I felt that the best recourse was to confront her right away, showing that my commitment was true and honest.

“Opening Facebook Chat”. Hi Green Dot. I’ve got some news for you.

No answer. Allo. Anyone Home.

“What time is it? Wait I’ll look. 4 in the morning! Don’t you ever sleep?

Uh, I. Yes, but…

“Have you been awake all this time?”

(Hmm. Should I lie to her, or try my best using the truth?)

I’ve been thinking. I said. I think we should try this the other way. It might not work out with my boss and all. Do you think your boss will take it better?

Montréal is 5 hours behind Denmark.

When you go to sleep at Midnight, then it is only 7 pm here. I would only work until 6 pm, then eat dinner, or a Midnight snack, then go to bed at 7 pm, getting up again at Midnight my time. You would still be sleeping, with it only being 5 am there in Denmark, which means that we would be sleeping together at the same time.

Uh. What do you think your Cherí will say to that one?

Well, technically we wouldn’t be sleeping together, because I would have gotten up at Midnight, my time.

Well then, we won’t be sleeping together!

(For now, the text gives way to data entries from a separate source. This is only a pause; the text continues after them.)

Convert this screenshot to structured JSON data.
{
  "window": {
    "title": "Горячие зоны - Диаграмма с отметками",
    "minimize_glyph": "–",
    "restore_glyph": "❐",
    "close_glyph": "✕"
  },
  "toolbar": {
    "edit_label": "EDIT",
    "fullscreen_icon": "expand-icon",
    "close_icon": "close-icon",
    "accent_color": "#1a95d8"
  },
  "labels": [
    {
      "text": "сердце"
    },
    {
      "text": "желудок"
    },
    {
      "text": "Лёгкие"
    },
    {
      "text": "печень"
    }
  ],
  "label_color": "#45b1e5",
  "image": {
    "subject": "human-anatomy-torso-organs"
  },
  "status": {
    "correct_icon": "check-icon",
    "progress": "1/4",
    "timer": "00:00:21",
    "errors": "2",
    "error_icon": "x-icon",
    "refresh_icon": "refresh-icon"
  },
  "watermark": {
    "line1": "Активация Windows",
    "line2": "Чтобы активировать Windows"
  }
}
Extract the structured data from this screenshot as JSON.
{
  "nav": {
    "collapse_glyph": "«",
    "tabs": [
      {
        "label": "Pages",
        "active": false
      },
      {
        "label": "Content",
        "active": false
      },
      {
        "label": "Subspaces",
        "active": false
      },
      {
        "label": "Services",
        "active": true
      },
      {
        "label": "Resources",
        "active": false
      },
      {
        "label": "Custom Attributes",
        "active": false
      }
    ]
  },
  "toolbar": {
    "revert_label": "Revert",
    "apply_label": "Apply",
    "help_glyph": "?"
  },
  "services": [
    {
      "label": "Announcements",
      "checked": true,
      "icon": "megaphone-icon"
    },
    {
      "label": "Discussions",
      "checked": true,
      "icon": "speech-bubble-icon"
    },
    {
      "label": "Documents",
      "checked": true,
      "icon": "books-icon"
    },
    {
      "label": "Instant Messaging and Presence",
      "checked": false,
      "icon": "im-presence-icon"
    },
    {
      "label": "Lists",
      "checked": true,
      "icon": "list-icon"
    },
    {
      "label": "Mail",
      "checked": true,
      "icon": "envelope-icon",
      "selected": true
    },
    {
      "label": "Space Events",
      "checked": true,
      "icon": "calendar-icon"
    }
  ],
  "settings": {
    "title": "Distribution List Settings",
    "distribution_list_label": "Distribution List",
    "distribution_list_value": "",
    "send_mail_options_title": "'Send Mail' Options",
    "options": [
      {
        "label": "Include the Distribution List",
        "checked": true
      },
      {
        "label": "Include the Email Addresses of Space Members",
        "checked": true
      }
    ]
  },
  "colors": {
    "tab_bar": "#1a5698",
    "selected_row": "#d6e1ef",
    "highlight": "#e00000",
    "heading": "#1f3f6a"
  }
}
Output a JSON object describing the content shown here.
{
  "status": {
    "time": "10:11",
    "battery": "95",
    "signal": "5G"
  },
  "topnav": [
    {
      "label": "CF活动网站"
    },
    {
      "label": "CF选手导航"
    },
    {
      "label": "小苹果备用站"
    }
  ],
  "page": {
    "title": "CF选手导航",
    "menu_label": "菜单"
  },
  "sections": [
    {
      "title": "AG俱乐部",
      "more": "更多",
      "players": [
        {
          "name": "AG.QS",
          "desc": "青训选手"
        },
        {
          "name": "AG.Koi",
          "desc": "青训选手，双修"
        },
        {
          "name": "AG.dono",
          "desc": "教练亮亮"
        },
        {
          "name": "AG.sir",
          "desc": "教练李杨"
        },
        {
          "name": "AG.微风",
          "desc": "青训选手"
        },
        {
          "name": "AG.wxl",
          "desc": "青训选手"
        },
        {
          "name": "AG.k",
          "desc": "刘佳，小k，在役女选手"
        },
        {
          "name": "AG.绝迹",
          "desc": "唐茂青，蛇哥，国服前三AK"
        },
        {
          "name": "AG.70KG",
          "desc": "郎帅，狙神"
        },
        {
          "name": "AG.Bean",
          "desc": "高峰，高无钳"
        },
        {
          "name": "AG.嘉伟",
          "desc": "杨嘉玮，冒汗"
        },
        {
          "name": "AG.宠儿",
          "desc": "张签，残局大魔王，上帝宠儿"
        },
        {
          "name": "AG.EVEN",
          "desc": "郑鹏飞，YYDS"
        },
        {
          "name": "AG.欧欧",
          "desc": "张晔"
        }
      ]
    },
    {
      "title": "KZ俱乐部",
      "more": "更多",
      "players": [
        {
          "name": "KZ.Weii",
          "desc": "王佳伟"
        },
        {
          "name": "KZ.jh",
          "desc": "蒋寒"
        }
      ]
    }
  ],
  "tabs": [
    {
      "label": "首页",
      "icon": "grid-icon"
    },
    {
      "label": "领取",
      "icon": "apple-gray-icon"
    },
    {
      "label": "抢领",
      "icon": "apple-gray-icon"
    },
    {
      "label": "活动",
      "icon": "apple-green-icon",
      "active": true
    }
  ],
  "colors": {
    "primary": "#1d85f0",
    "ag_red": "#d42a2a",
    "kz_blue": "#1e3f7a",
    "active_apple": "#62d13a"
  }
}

Yes that is true. Peut-être if I waited a bit until 12:30 am My time then it would still be  ½ hour before you woke up at 6 am your time. Then we would be sleeping together, but not sharing the same bed, as your wife and my boyfriend might not understand about Time Zones like we do!

I only have one problem with your thinking, I said, before she starting explaining the whole mess, one more time.

This Saturday is when we change the clocks in Denmark to Summer Time. Then I’ll be 6 hours behind/ahead of you, and you will be 6 hours, and not 5 hours ahead/behind me.

And you see that as a problem? She said. I don’t think that you are ready for a friendship of this magnitude, one that comprises time and space!

After Sunday, then we’ll be able to recalculate the Time Zones, and start over again.

I still think, it would be easier, if we moved closer to one another. I said.

Should we go North or South? She asked.

Another point of contention. I consulted a map:

atlantic ocean

Source: Google Maps seen from my point of view.

I felt that the Atlantic Ocean was way too long for this blog, and should be shortened a bit, but I don’t have my virtual scissors within reach of my keyboard.

Well, North or South? She said impatiently.

I think we should wait until the clocks change again on Sunday, and start over again!

The problems don’t get any smaller, because the distance between us increases with 1 hour. That might mean that the Atlantic Ocean won’t even fit into the blog, being so long and everything?

Now I know why long-distance relationships have such a hard time surviving. It might have been better for the both of us, that we never wrote blogs in the first place, having never communicated by Facebook, and never having to wonder, why we failed miserably at Math when we went to school.

We didn’t go to school together. We didn’t live in the same Time Zone, nor were we at the same age while doing all of those things.

I’d have to say, that I’m not 100% sure that we didn’t, because after writing this blog, I’m not too sure about much of anything anymore……………

Other than the fact that Time Zones really suck!